Batch is a core concept of CardIO. You may have an enormous amount of data that does not even fit into memory, but splitting data into batches one can easily iterate over the whole dataset. Ordinary iterating in GPU/CPU architectures looks as follows:

We can note that very often CPU and GPU are unused and do nothing. CardIO resolves such issue and gives boosting due to prefetch. While one batch is being processed on GPU (typically during model training), several other batches are being preprocessed on CPU. This constantly utilizes power of GPU and CPU and makes computations fast. The figure below shows the benefit from prefetch.

One can notice that with prefetch we process 2 times more batches in comparison with non-prefetch mode. Of course, in practice things are more complicated, however, by varying depth of prefetch (how many batches are loaded and preprocessed in CPU) you can obtain evident boosting!

Start your own research

Summing up, CardIO provides convenient framework to do research in ECG and related areas of signal analysis. With CardIO you can build end-to-end research workflow that includes

  • preprocess steps, where you apply built-in or custom actions on data
  • definition of model (this can be neural network, bayesian model, etc)
  • training and testing of the models (here you can play with several models simultaneously, e.g. choosing the best one).
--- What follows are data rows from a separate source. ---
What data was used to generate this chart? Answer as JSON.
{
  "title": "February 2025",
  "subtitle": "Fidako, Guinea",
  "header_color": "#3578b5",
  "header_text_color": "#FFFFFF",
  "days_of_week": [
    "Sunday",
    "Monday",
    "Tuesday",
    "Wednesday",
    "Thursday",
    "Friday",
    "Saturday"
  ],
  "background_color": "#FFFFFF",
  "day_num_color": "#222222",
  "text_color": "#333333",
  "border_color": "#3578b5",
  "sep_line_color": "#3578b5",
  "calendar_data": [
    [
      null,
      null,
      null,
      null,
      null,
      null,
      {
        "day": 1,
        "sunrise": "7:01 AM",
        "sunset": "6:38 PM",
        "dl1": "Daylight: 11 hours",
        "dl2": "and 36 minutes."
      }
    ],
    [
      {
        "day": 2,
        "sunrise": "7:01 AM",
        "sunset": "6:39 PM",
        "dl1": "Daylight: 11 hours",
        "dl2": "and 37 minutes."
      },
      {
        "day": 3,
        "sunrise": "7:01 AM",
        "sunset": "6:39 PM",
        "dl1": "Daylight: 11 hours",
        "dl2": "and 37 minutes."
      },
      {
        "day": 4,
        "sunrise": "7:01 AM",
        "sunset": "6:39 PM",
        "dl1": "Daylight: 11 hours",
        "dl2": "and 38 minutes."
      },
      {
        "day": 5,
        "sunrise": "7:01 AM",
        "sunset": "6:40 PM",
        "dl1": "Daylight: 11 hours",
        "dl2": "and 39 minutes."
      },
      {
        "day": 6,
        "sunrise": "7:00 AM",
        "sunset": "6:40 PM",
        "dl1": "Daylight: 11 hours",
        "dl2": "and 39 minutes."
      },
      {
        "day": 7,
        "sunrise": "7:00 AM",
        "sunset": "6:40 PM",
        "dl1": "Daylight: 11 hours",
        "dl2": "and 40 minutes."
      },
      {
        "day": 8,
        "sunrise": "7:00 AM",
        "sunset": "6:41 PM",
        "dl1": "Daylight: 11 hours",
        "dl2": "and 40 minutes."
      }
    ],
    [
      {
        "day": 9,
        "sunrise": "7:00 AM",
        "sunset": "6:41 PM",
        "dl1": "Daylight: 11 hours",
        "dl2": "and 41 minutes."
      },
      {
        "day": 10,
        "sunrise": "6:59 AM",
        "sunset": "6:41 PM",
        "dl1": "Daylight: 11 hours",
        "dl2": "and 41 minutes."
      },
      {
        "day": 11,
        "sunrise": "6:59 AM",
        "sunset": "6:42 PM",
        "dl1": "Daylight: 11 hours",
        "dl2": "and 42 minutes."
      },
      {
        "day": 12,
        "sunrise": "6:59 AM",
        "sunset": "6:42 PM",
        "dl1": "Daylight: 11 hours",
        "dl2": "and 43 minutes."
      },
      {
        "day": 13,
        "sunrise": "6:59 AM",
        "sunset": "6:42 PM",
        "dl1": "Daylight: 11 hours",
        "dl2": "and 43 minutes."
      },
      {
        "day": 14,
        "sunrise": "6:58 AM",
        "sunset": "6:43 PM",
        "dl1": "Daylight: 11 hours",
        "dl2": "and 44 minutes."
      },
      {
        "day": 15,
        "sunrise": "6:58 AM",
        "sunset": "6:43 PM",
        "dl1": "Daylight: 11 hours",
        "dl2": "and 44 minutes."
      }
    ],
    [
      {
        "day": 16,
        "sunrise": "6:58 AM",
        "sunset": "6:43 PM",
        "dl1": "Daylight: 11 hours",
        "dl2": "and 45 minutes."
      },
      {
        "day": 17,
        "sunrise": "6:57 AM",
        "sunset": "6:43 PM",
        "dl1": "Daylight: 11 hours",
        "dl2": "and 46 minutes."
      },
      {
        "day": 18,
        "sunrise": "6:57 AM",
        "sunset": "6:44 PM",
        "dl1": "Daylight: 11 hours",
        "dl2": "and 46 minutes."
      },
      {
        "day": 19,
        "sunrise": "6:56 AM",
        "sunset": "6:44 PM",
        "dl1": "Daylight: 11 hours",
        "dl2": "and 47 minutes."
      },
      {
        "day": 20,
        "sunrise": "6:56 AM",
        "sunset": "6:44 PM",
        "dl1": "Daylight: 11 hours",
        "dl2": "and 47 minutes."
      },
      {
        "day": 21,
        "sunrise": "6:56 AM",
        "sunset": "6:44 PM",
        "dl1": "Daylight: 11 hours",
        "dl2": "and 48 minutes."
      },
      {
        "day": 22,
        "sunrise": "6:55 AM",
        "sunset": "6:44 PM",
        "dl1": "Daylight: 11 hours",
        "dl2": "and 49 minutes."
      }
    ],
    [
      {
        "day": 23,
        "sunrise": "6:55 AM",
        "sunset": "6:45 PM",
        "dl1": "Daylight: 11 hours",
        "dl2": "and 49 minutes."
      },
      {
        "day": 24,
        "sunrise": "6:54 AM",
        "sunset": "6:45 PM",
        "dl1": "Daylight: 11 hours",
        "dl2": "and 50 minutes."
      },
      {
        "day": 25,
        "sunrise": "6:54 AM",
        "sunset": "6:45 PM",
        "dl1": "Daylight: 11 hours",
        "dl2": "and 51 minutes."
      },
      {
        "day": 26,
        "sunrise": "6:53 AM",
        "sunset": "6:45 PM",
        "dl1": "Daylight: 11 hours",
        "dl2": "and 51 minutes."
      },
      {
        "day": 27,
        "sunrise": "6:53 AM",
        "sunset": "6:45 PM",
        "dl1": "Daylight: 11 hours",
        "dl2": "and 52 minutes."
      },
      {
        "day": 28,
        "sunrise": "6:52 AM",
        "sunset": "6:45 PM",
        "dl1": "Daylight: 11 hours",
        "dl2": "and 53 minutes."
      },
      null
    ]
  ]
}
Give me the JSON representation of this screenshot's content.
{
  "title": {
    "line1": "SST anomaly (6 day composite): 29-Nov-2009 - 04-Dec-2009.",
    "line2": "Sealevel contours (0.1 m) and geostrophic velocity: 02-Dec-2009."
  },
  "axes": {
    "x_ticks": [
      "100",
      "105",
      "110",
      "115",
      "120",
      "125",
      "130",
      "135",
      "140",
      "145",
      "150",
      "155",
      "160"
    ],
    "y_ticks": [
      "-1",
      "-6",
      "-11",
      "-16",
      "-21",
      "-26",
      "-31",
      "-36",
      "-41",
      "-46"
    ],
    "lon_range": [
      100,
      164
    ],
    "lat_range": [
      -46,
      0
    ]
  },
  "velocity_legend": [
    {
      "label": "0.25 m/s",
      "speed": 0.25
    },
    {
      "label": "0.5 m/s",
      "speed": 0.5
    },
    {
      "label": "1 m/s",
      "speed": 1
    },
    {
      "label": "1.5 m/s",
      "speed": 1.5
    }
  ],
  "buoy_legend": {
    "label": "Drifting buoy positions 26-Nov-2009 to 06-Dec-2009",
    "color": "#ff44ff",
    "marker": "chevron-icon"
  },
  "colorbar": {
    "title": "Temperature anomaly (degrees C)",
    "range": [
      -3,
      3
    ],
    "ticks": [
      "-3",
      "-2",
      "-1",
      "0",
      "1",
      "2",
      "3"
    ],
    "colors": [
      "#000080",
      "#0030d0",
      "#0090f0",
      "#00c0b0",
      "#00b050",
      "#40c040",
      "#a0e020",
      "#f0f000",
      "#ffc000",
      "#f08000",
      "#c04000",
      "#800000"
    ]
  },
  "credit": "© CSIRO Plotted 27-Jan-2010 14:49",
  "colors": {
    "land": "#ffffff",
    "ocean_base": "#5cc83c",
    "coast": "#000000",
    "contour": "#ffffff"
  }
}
To test the workflow you simply pass data into it and let it run. You should not bother about the total data size. CardIO splits it into batches of appropriate size and iterates over the whole dataset. Moreover, you can be sure that CardIO fully utilizes GPU/CPU power due to prefetch. This makes the process really fast and efficient.

That’s not all. Now you can train the models for ECG segmentation and predicting atrial fibrillation. Hopefully you will find inspiring ideas for your own research!